Rolamos o feed achando que fugimos do tédio. Na verdade, fugimos de uma pergunta.
É tentador explicar o vício em redes sociais como um problema de estímulo: o cérebro busca dopamina, o design captura atenção, o algoritmo aprende nossos pontos fracos. Essa explicação não está errada — mas é rasa. Ela trata o sintoma como se fosse a doença. E deixa de fora a pergunta mais incômoda: por que a satisfação que o feed oferece nunca é suficiente, mesmo quando funciona perfeitamente bem?
A psicanálise oferece uma distinção que ajuda a entender esse impasse: a diferença entre necessidade, demanda e desejo. A necessidade é biológica — fome, sede, sono — e pode ser plenamente satisfeita. A demanda é o pedido que fazemos ao Outro, e carrega sempre algo a mais do que a necessidade: quando uma criança chora por comida, ela não pede apenas alimento, pede também presença, atenção, prova de amor. E o desejo — este é o ponto crucial — nasce exatamente do resto que nenhuma satisfação de demanda consegue cobrir. O desejo não tem objeto final. Ele se desloca, se reinventa, escapa de qualquer coisa que tentamos usar para fechá-lo.
O feed opera inteiramente no nível da demanda. Cada rolagem é uma demanda articulada — um clique, uma curtida, um segundo a mais de atenção em determinado conteúdo — e o algoritmo responde a ela com precisão cirúrgica. Nisso ele é extraordinariamente competente: raramente uma demanda fica sem resposta por muito tempo. O problema é que essa competência opera no nível errado. Por mais preciso que seja o algoritmo em satisfazer demandas, ele não tem acesso — porque nenhum sistema tem — ao desejo que sustenta essas demandas. E é exatamente esse descompasso que produz a sensação, tão comum e tão pouco nomeada, de ter passado uma hora rolando o feed e terminar mais vazio do que começou.
Aqui está o que costuma escapar nas críticas mais populares ao algoritmo: não é que ele nos prenda em uma bolha de opiniões, embora isso também aconteça.

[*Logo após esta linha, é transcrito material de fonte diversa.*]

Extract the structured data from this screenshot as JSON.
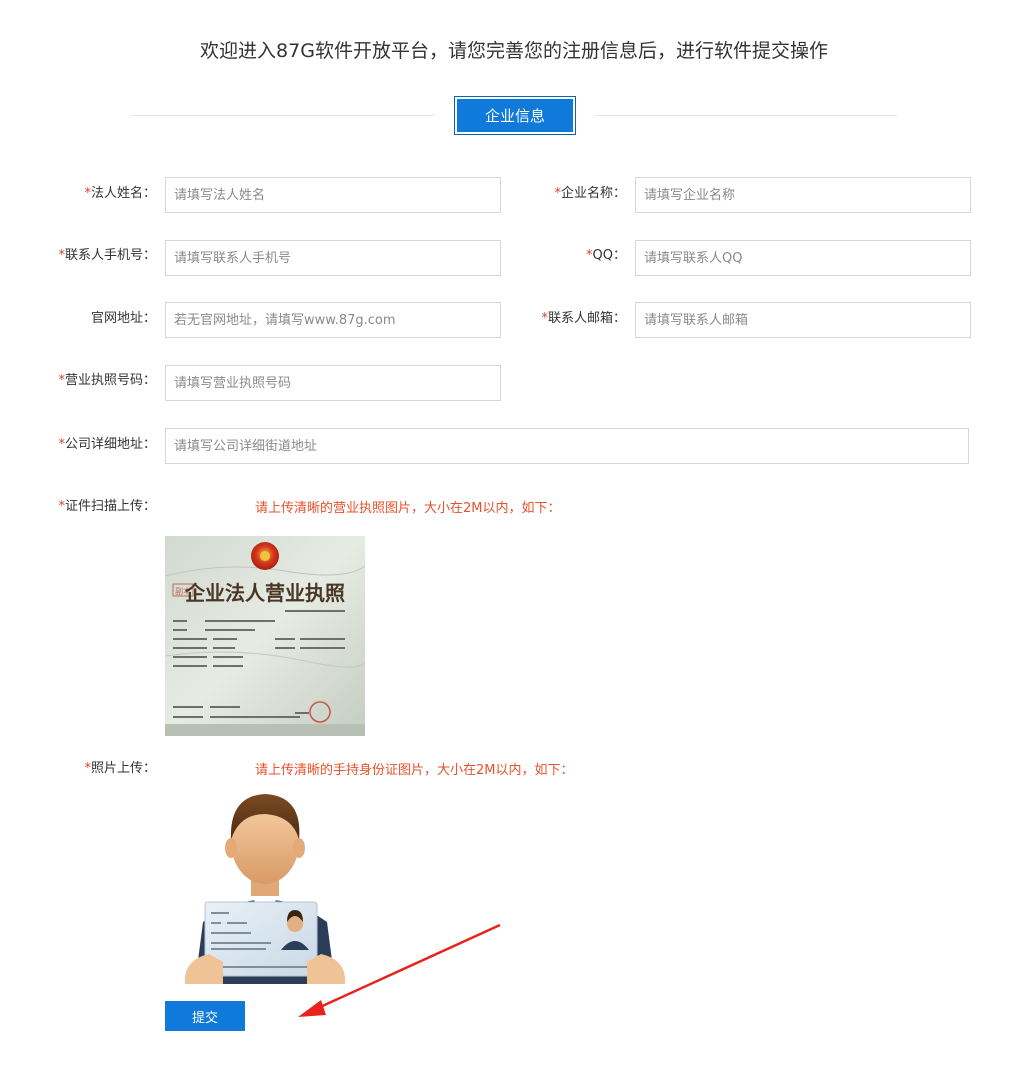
{
  "header": {
    "welcome": "欢迎进入87G软件开放平台，请您完善您的注册信息后，进行软件提交操作",
    "section_tab": "企业信息"
  },
  "form": {
    "legal_name": {
      "label": "法人姓名：",
      "placeholder": "请填写法人姓名",
      "required": true
    },
    "company_name": {
      "label": "企业名称：",
      "placeholder": "请填写企业名称",
      "required": true
    },
    "contact_phone": {
      "label": "联系人手机号：",
      "placeholder": "请填写联系人手机号",
      "required": true
    },
    "qq": {
      "label": "QQ：",
      "placeholder": "请填写联系人QQ",
      "required": true
    },
    "website": {
      "label": "官网地址：",
      "placeholder": "若无官网地址，请填写www.87g.com",
      "required": false
    },
    "contact_email": {
      "label": "联系人邮箱：",
      "placeholder": "请填写联系人邮箱",
      "required": true
    },
    "license_no": {
      "label": "营业执照号码：",
      "placeholder": "请填写营业执照号码",
      "required": true
    },
    "address": {
      "label": "公司详细地址：",
      "placeholder": "请填写公司详细街道地址",
      "required": true
    },
    "license_upload": {
      "label": "证件扫描上传：",
      "hint": "请上传清晰的营业执照图片，大小在2M以内，如下：",
      "required": true
    },
    "photo_upload": {
      "label": "照片上传：",
      "hint": "请上传清晰的手持身份证图片，大小在2M以内，如下：",
      "required": true
    },
    "required_mark": "*",
    "submit_label": "提交"
  },
  "license_sample": {
    "title": "企业法人营业执照",
    "badge": "副本"
  },
  "colors": {
    "primary": "#0f7ad9",
    "required": "#e53b32",
    "hint": "#e8512b",
    "arrow": "#e8231d"
  }
}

É que ele nos oferece, repetidamente, satisfação suficiente para adiar — nunca para responder — a pergunta que sustenta o desejo: o que eu realmente quero?
Essa pergunta é desconfortável por um motivo preciso. Sustentá-la exige tolerar, por um tempo, não saber a resposta. Exige atravessar um vazio sem preenchê-lo imediatamente. E é justamente esse vazio que o feed torna desnecessário atravessar. Cada notificação, cada scroll, cada pequena dose de validação ou indignação opera como uma anestesia pontual — não porque o conteúdo seja hipnotizante em si, mas porque ele evita, com sucesso quase perfeito, que a pergunta mais incômoda chegue a se formular.
Não é o algoritmo que nos aprisiona no próprio ego, como sugerem tantas críticas contemporâneas às redes sociais. É o alívio de nunca precisar sustentar uma falta. E esse alívio tem um preço: ele impede que o desejo — que só se sustenta a partir de uma falta reconhecida — encontre espaço para se formular com alguma clareza.
Vale notar que essa dinâmica não é exclusividade do digital. Antes do algoritmo, já existiam formas culturais de evitar essa pergunta — o consumo, o trabalho excessivo, a distração ritualizada. O que muda com o feed não é a lógica, mas a velocidade e a precisão: nunca antes tivemos um mecanismo tão eficiente em identificar exatamente qual demanda satisfazer a cada instante, tornando o adiamento do desejo quase automático, quase invisível.
Talvez a pergunta mais produtiva, então, não seja o que o algoritmo tira de nós. É o que ele nos permite, com tanta eficiência, nunca perguntar.